Some basic types of orders placed by market participants are: 


Market orders: The simplest type of placing an order. A trading order for buying and selling a security at the best price at the current price level. It means once the buy and sell orders are entered, the trade gets executed immediately. A buy order is executed at the Ask price whereas a Sell order is executed at the Bid price in a market order. 


Limit orders: A limit order allows us to set a particular price we want to buy or sell a security. Unlike market order, a limit order offers control over buying and selling a stock at the desired price.  


Stop-loss order: This is very helpful for every trader and investor because it limits the losses by exiting the trade if a particular price level is reached. If any trade goes against the anticipated view, stop loss order helps in exiting the position. 

For example, a trader places a buy order:

Buy Price- ₹1075.5

Stop loss - ₹1065.5

If price falls below ₹1065, the stop-loss sell order will be executed.

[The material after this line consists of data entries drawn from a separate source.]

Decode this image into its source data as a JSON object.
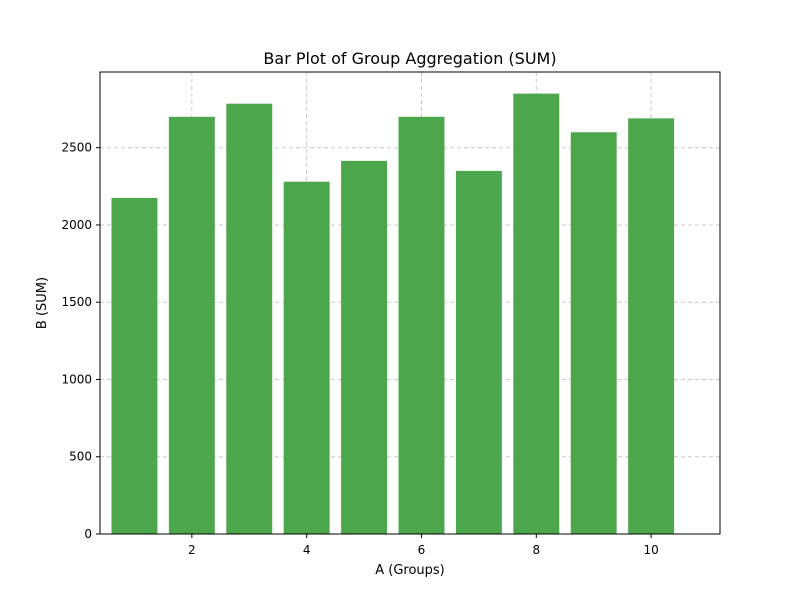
{
  "chart_data": {
    "type": "bar",
    "title": "Bar Plot of Group Aggregation (SUM)",
    "xlabel": "A (Groups)",
    "ylabel": "B (SUM)",
    "categories": [
      1,
      2,
      3,
      4,
      5,
      6,
      7,
      8,
      9,
      10
    ],
    "values": [
      2175,
      2700,
      2785,
      2280,
      2415,
      2700,
      2350,
      2850,
      2600,
      2690
    ],
    "xlim": [
      0.4,
      11.2
    ],
    "ylim": [
      0,
      2990
    ],
    "xticks": [
      2,
      4,
      6,
      8,
      10
    ],
    "yticks": [
      0,
      500,
      1000,
      1500,
      2000,
      2500
    ],
    "bar_width": 0.8,
    "bar_color": "#4ca64c",
    "grid": true,
    "grid_color": "#c8c8c8"
  }
}
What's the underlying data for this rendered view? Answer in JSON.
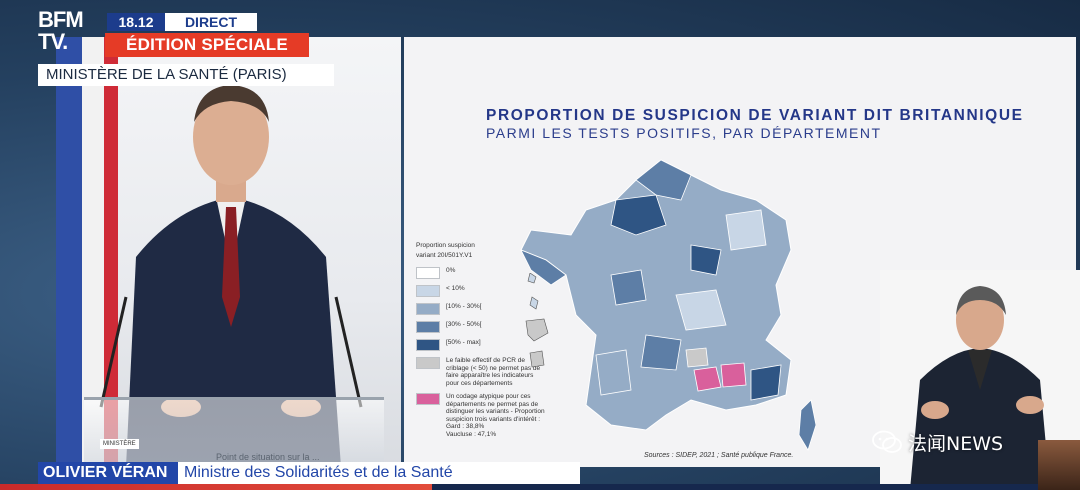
{
  "broadcast": {
    "channel_line1": "BFM",
    "channel_line2": "TV.",
    "time": "18.12",
    "live_label": "DIRECT",
    "edition_label": "ÉDITION SPÉCIALE",
    "location": "MINISTÈRE DE LA SANTÉ (PARIS)"
  },
  "lower_third": {
    "name": "OLIVIER VÉRAN",
    "role": "Ministre des Solidarités et de la Santé"
  },
  "lectern_text": "Point de situation sur la ...",
  "ministry_logo_text": "MINISTÈRE",
  "slide": {
    "title": "PROPORTION DE SUSPICION DE VARIANT DIT BRITANNIQUE",
    "subtitle": "PARMI LES TESTS POSITIFS, PAR DÉPARTEMENT",
    "legend": {
      "title_line1": "Proportion suspicion",
      "title_line2": "variant 20I/501Y.V1",
      "items": [
        {
          "label": "0%",
          "color": "#ffffff"
        },
        {
          "label": "< 10%",
          "color": "#c8d6e6"
        },
        {
          "label": "[10% - 30%[",
          "color": "#95acc6"
        },
        {
          "label": "[30% - 50%[",
          "color": "#5d7ea6"
        },
        {
          "label": "[50% - max]",
          "color": "#2f5584"
        }
      ],
      "grey_note": "Le faible effectif de PCR de criblage (< 50) ne permet pas de faire apparaître les indicateurs pour ces départements",
      "grey_color": "#c9c9c9",
      "pink_note": "Un codage atypique pour ces départements ne permet pas de distinguer les variants - Proportion suspicion trois variants d'intérêt :",
      "pink_detail_1": "Gard : 38,8%",
      "pink_detail_2": "Vaucluse : 47,1%",
      "pink_color": "#d9609c"
    },
    "source": "Sources : SIDEP, 2021 ; Santé publique France."
  },
  "watermark": {
    "text": "法闻NEWS"
  },
  "colors": {
    "bfm_blue": "#1c3c8c",
    "bfm_red": "#e53b26"
  }
}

When the trigger price is breached, the stop loss order goes into the system order book as a normal limit order and is executed. As a result, the trader will book a loss of ₹25 per share and exit the trade.


After Market Orders (AMO): It is suitable for investors/ traders preoccupied during the day & does not have time to actively track the security price. A regular market hour in India is 9.15 AM to 3.30 PM. If an order is placed beyond these timings is classified as an After-market order. Different brokers specify a particular time interval within which one can place an after-market order. 


Bracket Order (BO): These are special types of trading orders placed during intraday trading only. They combine a buy or sell order with a stop-loss and target order. These orders help stock market traders to square off their profitable position by the end of the trading session or exit from a loss-making position. However, this result is entirely dependent on the selection of stock, how the trader picks the stop-loss and target levels. 

A bracket order consists of three separate orders bundled into one. 

  • A limit buy/ sell order
  • A limit sell/buy order (to book profits )
  • A stop-loss order.

Eg: If the share of ABC is trading at ₹1000. We can put a bracket order to buy it at ₹1000 with a target of 10 points and a stop loss of 5 points.For every bracket order that gets executed, we have 2 corresponding orders that get placed automatically. One is the target order and another is the stop-loss order.


Cover Order (CO): In a Cover Order, an investor can take an intraday position while he/she is protected by a stop loss order, allowing them to take advantage of additional exposure. Cover order is one of the types of orders by which one can enter a position along with a stop-loss in the same order form.


Also, based on time duration there are different types of orders:

  • Good For Day Order (GFD) – order will stay valid till the end of the current trading session.
  • Good Till Day Order (GTD) – We can keep our order active for a few days. Eg- If we place an order on 1st March and it does not get executed, we can carry forward to say till 4th march. If it doesn’t get executed even on 4th march, the order will be cancelled.
  • Immediate or Cancel Order (IOC) – These orders once placed will be executed immediately if it is not executed it will cancel itself. In this case, it may so happen that the order will be partially executed. Eg- If we place an order to buy 1000 shares and only 600 shares get immediately purchased, the rest of 400 shares will get cancelled.